The positive feedback Duff received was enough to convince Cath that he should go ahead and fill up their shed up with a series of stainless steel tanks and grace the neighbourhood with the pungently sweet scent of soggy Weet-Bix boiled down inside of a warm farmyard barn.
Of course, having first received his wife’s approval, Duff now needed to convince council that this backyard brewing caper was a good idea.
“One of the hardest parts of the process was getting through council, but I got lucky because this part of the property is zoned rural, while the front of the house is residential,” Duff says.
“Then, when I went to the council meeting, there was 12 councillors including Mayor Peter Blackmore, and everyone voted in favour of it.”
Within just six months of setting up his backyard brewery, Duff’s beer was on the pour at the Pourhouse in Maitland. Brewing at half the capacity or less of many of the Valley’s other permissible bootleggers, Duff is able to stand shoulder to shoulder with them all, which include the likes of Hunter Beer Co. and Hope Estate (both located in Wine Country).
“I remember back when people thought, ‘who’s this bloke in his backyard with his little brewery’, but now those same blokes know I can make good beer,” Duff says.

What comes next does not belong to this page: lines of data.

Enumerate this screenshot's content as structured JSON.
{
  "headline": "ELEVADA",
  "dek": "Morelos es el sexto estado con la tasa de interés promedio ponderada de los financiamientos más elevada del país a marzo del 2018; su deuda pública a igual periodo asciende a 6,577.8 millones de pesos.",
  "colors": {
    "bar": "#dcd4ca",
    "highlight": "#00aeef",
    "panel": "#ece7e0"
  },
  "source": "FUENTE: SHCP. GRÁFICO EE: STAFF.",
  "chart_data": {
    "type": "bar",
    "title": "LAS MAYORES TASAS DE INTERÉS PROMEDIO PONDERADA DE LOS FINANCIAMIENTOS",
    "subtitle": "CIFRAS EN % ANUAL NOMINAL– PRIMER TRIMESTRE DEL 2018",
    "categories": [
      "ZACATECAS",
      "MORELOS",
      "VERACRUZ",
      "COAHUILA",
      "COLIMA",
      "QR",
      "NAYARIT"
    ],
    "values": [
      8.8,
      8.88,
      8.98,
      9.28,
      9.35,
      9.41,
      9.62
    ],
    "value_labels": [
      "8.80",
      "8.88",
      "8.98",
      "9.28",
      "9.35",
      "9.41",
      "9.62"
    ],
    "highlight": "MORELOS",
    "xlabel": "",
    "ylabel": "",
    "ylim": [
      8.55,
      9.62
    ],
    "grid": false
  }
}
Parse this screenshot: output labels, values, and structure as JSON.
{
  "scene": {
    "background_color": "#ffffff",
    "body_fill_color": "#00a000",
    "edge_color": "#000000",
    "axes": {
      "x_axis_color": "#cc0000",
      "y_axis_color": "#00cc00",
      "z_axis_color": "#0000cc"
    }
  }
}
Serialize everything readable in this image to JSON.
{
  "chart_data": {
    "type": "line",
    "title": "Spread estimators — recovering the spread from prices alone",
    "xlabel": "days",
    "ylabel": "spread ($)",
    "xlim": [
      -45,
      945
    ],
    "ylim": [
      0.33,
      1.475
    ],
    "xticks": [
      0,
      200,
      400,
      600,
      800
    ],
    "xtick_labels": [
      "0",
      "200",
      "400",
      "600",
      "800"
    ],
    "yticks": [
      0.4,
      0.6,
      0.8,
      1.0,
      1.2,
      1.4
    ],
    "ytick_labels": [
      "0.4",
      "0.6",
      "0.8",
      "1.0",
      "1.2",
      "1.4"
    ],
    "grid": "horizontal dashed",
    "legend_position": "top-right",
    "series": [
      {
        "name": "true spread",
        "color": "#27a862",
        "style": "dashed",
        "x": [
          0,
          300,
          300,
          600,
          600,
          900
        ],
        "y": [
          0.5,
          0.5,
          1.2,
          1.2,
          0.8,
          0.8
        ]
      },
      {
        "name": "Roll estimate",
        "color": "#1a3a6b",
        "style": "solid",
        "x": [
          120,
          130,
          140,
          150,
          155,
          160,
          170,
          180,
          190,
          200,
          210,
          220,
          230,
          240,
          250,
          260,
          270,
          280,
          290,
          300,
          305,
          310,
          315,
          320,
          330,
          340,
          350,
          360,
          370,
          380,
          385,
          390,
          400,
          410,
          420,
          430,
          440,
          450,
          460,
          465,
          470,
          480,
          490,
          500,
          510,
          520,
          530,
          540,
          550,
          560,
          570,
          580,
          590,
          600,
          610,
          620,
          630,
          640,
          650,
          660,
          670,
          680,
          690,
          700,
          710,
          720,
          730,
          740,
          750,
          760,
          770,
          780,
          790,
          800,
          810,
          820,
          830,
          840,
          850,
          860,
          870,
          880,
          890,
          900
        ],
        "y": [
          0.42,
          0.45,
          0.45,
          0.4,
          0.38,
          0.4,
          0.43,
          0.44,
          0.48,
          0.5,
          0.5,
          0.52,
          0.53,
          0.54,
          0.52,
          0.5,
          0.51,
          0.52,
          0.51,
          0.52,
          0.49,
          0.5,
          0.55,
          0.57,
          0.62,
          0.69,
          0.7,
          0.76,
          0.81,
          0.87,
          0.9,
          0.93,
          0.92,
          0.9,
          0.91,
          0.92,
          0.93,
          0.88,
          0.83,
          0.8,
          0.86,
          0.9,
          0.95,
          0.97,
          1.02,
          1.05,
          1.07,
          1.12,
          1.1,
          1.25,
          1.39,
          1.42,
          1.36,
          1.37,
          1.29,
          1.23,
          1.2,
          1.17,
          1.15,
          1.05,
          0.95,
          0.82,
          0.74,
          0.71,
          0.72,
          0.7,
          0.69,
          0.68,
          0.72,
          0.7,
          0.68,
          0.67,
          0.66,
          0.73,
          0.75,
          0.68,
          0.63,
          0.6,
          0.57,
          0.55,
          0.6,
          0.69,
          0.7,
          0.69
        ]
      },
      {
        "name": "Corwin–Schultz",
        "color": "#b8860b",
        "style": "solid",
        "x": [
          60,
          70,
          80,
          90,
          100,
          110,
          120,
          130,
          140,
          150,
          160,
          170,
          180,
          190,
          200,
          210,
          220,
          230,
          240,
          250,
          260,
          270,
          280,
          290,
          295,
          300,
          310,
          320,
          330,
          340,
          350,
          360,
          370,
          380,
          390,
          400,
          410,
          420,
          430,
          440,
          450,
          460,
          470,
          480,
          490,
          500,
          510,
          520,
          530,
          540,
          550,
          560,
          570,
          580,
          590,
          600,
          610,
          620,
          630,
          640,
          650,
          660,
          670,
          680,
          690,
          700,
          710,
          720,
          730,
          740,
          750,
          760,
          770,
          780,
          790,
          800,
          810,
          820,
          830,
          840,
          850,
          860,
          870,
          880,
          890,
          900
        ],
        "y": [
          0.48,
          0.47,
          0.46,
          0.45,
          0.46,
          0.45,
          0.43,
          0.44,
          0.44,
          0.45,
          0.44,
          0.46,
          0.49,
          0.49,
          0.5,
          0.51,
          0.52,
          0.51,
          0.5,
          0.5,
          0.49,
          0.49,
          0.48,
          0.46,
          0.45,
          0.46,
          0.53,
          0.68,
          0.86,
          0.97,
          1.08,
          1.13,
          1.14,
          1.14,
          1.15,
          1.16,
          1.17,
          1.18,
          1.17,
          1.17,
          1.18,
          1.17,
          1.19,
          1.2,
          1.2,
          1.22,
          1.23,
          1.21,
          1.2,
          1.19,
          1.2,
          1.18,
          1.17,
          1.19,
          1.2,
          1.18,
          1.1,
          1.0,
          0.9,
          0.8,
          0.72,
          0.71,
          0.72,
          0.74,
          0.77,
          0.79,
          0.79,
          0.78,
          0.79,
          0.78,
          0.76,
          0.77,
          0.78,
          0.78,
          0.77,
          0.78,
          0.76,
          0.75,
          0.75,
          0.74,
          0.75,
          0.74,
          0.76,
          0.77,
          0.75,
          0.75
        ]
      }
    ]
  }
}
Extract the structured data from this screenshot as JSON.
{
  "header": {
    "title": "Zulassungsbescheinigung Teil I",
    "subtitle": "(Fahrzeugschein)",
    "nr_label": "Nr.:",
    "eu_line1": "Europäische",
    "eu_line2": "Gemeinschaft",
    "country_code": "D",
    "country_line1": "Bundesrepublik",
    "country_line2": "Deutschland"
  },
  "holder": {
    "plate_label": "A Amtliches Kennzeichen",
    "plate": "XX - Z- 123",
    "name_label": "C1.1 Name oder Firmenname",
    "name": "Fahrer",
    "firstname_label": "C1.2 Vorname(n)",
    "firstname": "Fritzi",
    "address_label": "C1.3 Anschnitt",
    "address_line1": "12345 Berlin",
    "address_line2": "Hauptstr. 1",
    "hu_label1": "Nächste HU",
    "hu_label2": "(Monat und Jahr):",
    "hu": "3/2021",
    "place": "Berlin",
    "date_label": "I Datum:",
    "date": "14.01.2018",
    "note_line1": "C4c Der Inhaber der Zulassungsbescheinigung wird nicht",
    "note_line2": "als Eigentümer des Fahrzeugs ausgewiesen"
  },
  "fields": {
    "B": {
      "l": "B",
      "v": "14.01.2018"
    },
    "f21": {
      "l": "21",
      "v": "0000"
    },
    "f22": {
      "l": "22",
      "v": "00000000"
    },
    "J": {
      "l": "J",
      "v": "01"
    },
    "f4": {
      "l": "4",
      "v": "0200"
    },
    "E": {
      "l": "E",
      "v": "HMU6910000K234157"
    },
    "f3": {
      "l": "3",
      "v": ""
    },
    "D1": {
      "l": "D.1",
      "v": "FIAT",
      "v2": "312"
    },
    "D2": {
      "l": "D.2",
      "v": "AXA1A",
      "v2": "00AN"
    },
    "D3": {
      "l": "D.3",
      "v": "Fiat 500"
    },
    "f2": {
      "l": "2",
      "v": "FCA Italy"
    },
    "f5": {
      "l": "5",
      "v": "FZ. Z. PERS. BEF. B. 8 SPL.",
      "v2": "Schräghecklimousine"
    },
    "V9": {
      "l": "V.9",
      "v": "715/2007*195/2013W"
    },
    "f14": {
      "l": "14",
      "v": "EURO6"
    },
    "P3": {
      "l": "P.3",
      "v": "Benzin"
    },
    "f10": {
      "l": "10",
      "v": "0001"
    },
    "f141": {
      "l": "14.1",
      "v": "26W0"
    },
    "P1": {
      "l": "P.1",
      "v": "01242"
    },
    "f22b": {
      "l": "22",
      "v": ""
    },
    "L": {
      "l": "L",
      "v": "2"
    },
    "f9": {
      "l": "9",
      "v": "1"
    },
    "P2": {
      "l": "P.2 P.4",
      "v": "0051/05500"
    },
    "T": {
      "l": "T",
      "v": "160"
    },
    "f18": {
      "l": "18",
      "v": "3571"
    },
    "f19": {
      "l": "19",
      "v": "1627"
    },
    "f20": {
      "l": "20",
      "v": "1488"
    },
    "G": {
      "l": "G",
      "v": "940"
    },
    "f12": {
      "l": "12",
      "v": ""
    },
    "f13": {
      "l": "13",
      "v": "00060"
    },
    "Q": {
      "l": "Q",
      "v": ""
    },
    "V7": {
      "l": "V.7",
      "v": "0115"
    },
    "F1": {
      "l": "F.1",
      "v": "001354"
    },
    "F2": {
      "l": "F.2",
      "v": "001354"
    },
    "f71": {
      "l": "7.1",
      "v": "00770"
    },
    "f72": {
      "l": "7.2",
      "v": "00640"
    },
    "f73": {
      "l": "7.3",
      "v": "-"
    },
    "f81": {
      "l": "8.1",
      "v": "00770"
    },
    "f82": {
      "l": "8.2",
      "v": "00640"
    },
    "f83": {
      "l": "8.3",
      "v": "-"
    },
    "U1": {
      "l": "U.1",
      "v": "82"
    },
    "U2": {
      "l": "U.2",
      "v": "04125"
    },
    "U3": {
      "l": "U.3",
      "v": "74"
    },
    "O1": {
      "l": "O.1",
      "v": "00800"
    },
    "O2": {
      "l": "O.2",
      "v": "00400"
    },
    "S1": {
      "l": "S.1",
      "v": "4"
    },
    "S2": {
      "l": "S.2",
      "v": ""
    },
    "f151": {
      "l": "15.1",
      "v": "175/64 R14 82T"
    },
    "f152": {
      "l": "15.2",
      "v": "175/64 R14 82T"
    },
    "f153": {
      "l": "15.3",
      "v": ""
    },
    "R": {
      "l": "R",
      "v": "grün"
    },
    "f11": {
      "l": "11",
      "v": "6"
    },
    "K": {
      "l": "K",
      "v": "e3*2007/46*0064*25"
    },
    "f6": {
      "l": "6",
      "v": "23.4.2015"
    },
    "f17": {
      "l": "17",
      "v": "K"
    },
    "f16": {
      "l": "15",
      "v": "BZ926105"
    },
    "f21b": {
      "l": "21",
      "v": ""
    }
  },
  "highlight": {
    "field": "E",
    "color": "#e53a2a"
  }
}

“I’ve picked up medals and awards for my beers since I started, so I know I can make a consistently good product, which I feel proud about.”
I’ve picked up medals and awards for my beers since I started, so I know I can make a consistently good product, which I feel proud about.
- Stuart Duff
For instance, Duff’s Dusty Miner Black Bones Dark Ale has picked up a silver in every competition it has been entered in over the last three years. In brewing awards parlance that means the beer is pretty spot on, with only a minor imperfection as it relates to the brewing category and style it’s been entered for.
“After Black Bones was awarded a silver medal at this year’s ‘Indies’ [2018 Independent Beer Awards], the Clarendon Hotel in Newcastle got onto me and said ‘we want your beer’,” Duff says.
Dusty Miner beers feature regularly on taps all around the Hunter, including the Happy Wombat in Newcastle West, the Blind Monk on Beaumont Street, the Whistler in Maitland, and as far north as Gloucester, at the Roundabout Inn, on Queen Street.
Duff bottles his beers too, which you can usually find in craft beer havens like Warners At The Bay bottle shop, and The Prince of Wales Hotel bottle shop in Merewether.
Duff will even take a few brews in to work with him to give his underground mining mates a taste.
“One of the blokes came up to me and said ‘you’ve wrecked me’, and I said ‘what do you mean?’… He said, ‘I can’t just go to the pub now and get a normal beer, I’ve got to look for something like yours to drink,” Duff recounts, laughing.
If you’re keen to have your taste buds ‘wrecked’, or, at the very least, changed for the better, check out his brew.
- My recent review of his Saison du Dusty special: It pours lively, frothy and foamy. Big bubbles bulge towards the top of the glass before settling in amongst the off-white coloured head, like the eyes in a slice of Swiss cheese. Saison’s ain’t meant to be sweet, but dry and full of spice instead. Thankfully, cette bière n’est pas doux, but rather spicy, in the peppered orange zest, bruised apricot, hops (and ginger) sense of the word. A little sweaty too; more so in the mouth, which is perturbing, yet mouth-watering, slick, yet soft, perhaps a little chewy, finishing bone dry, like talc. A commendable crack.